Thammasat University, Klong-luang, Pratumtane, 12120, Thailand.
Department of mental health and psychiatric nursing, Faculty of Nursing, Thammasat University, Klong-luang, Pratuntane, 12120, Thailand.
F1000Res. 2024 Feb 28;11:1411. doi: 10.12688/f1000research.127431.3. eCollection 2022.
The COVID-19 pandemic severely affected populations of all age groups. The elderly are a high-risk group and are highly vulnerable to COVID-19. Assistive software chatbots can enhance the mental health status of the elderly by providing support and companionship. The objective of this study was to validate a Thai artificial chatmate for the elderly during the COVID-19 pandemic and floods.

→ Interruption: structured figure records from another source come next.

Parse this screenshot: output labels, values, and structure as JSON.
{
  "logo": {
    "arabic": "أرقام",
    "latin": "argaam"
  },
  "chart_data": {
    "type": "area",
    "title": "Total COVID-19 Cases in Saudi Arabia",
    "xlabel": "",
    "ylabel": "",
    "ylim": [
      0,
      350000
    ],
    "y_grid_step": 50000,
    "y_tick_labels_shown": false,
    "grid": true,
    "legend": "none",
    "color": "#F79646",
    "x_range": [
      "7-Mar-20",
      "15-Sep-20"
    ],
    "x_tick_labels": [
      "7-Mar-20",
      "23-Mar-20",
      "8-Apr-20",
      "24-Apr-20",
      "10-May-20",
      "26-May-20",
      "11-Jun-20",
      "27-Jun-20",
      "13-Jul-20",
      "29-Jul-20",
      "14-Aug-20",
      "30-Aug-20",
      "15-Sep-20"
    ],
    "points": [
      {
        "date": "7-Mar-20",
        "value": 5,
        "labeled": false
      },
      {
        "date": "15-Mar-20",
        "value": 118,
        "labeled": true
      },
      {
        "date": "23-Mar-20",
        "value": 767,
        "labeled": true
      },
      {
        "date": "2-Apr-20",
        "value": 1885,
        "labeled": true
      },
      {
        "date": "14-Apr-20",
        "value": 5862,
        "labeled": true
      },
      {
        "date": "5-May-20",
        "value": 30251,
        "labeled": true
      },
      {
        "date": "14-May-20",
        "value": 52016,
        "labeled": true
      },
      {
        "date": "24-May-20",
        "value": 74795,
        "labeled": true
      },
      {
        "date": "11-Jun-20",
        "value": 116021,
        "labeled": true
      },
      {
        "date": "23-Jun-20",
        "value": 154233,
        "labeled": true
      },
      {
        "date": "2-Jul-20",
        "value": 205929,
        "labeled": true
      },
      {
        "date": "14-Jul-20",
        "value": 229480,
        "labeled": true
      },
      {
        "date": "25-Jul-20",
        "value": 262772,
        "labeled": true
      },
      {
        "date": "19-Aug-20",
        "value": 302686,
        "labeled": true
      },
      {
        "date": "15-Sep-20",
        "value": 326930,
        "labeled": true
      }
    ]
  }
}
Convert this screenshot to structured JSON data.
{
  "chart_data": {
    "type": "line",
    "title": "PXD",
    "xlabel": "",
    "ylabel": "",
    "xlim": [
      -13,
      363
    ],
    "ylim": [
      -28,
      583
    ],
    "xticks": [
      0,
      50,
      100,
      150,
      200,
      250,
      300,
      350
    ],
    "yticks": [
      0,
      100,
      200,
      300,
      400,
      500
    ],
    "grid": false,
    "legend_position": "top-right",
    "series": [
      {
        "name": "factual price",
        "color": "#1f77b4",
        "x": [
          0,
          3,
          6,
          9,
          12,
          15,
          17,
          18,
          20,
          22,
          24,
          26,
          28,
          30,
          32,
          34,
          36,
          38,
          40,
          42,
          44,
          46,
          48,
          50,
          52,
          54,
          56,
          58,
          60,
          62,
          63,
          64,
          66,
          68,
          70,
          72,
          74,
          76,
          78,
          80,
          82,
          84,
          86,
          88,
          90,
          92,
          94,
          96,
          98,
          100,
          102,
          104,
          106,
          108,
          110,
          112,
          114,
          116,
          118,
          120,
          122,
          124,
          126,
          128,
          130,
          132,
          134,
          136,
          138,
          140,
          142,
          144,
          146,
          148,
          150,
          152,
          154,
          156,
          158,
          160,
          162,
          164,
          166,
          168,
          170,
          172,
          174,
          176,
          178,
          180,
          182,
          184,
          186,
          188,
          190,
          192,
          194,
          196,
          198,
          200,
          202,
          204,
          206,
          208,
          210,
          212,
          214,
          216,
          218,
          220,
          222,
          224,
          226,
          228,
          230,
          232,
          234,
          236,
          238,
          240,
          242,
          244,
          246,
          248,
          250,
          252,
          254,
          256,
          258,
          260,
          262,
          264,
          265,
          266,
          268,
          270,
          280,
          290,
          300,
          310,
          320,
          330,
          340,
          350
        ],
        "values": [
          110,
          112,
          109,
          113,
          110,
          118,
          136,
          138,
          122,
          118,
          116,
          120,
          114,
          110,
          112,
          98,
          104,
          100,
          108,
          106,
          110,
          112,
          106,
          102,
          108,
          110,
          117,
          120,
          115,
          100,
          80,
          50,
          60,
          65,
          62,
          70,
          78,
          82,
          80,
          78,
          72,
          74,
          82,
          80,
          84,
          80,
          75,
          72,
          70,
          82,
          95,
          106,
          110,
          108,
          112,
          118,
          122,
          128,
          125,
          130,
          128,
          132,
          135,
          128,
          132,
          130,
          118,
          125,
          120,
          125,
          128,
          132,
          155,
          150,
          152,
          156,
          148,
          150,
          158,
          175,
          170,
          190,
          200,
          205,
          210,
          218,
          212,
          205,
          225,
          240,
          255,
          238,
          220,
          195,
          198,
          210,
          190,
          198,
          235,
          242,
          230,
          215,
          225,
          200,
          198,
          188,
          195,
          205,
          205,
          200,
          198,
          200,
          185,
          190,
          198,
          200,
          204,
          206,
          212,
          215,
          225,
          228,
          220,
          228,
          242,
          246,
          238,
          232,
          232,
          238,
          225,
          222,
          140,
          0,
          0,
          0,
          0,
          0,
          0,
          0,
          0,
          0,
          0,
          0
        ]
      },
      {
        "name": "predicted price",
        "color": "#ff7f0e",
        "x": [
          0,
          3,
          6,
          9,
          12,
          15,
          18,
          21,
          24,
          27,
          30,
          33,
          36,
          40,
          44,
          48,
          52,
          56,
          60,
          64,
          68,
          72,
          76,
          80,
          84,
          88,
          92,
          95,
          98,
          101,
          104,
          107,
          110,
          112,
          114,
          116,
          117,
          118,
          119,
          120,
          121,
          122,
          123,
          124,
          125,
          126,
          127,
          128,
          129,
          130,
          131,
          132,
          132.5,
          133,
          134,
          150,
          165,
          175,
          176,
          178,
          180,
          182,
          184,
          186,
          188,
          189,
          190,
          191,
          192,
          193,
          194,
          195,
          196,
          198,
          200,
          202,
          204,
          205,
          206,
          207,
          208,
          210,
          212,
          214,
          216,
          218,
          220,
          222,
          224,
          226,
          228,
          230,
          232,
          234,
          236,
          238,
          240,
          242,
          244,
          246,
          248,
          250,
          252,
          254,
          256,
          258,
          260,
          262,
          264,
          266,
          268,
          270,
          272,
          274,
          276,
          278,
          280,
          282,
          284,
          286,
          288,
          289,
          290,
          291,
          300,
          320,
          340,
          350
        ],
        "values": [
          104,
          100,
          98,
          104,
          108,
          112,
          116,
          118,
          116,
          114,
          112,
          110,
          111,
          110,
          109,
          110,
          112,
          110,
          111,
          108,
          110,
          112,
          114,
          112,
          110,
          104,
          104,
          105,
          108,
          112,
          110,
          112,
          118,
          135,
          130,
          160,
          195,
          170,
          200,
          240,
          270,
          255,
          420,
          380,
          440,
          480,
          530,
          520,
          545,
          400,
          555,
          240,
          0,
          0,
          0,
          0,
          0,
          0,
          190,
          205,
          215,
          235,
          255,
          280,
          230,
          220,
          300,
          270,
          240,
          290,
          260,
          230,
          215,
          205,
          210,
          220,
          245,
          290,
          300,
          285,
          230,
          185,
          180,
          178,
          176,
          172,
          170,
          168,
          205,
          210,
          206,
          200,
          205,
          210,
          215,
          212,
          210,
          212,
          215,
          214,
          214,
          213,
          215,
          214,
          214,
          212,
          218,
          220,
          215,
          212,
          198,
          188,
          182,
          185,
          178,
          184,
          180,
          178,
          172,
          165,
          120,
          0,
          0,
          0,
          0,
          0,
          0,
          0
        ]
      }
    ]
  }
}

Chatbot design includes the establishment of a dataset and emotional word vectors in which data consisting of emotional sentences were converted into the word vector form using a pre-trained word2vec model. A word vector was then input into a convolutional neural network (CNN) and trained until the model converges using sentence embedding and similarity word segmentation. Sentence vectors were generated by averaging each word vector using an averaged vector method. For approximate similarity matching, the Annoy library was used to create the indices in tree sorting. Data were collected from 22 elderly and assessed by the Post-Study System Usability Questionnaire (PSSUQ).
The study revealed that 72.73% of the respondents found the chatbot easy to learn and use, 63.64% of the respondents found the chatbot can autonomously determine the next course of action, and 59.09% of the respondents believed that troubleshooting guidelines were provided for overcoming errors. The accuracy of the chatbot providing a reasonable response is 56.20±13.99%.
Most users were satisfied with the chatbot system. The proposed chatbot provided considerable essential insights into the development of assistance systems for the elderly during the coronavirus pandemic (COVID-19) and during the period of national disasters. The model can be expanded to other applications in the future.
COVID-19 大流行严重影响了所有年龄组的人群。老年人是高风险人群,极易受到 COVID-19 的影响。辅助软件聊天机器人可以通过提供支持和陪伴来改善老年人的心理健康状况。本研究的目的是在 COVID-19 大流行和洪灾期间验证一种适用于泰国老年人的人工聊天机器人。
聊天机器人的设计包括建立一个数据集和情感词向量,其中包含情感句子的数据被转换为词向量形式,使用预训练的 word2vec 模型。然后将词向量输入卷积神经网络(CNN),并使用句子嵌入和相似词分割来训练模型,直到模型收敛。通过使用平均向量方法对每个词向量进行平均,生成句子向量。为了进行近似相似性匹配,使用 Annoy 库创建树排序的索引。从 22 位老年人那里收集数据,并使用 Post-Study System Usability Questionnaire(PSSUQ)进行评估。
研究表明,72.73%的受访者认为聊天机器人易于学习和使用,63.64%的受访者认为聊天机器人能够自主确定下一步行动,59.09%的受访者认为提供了故障排除指南以克服错误。聊天机器人提供合理响应的准确率为 56.20±13.99%。
大多数用户对聊天机器人系统感到满意。所提出的聊天机器人为在冠状病毒大流行(COVID-19)期间和国家灾难期间为老年人开发援助系统提供了重要的见解。该模型可以在未来扩展到其他应用程序。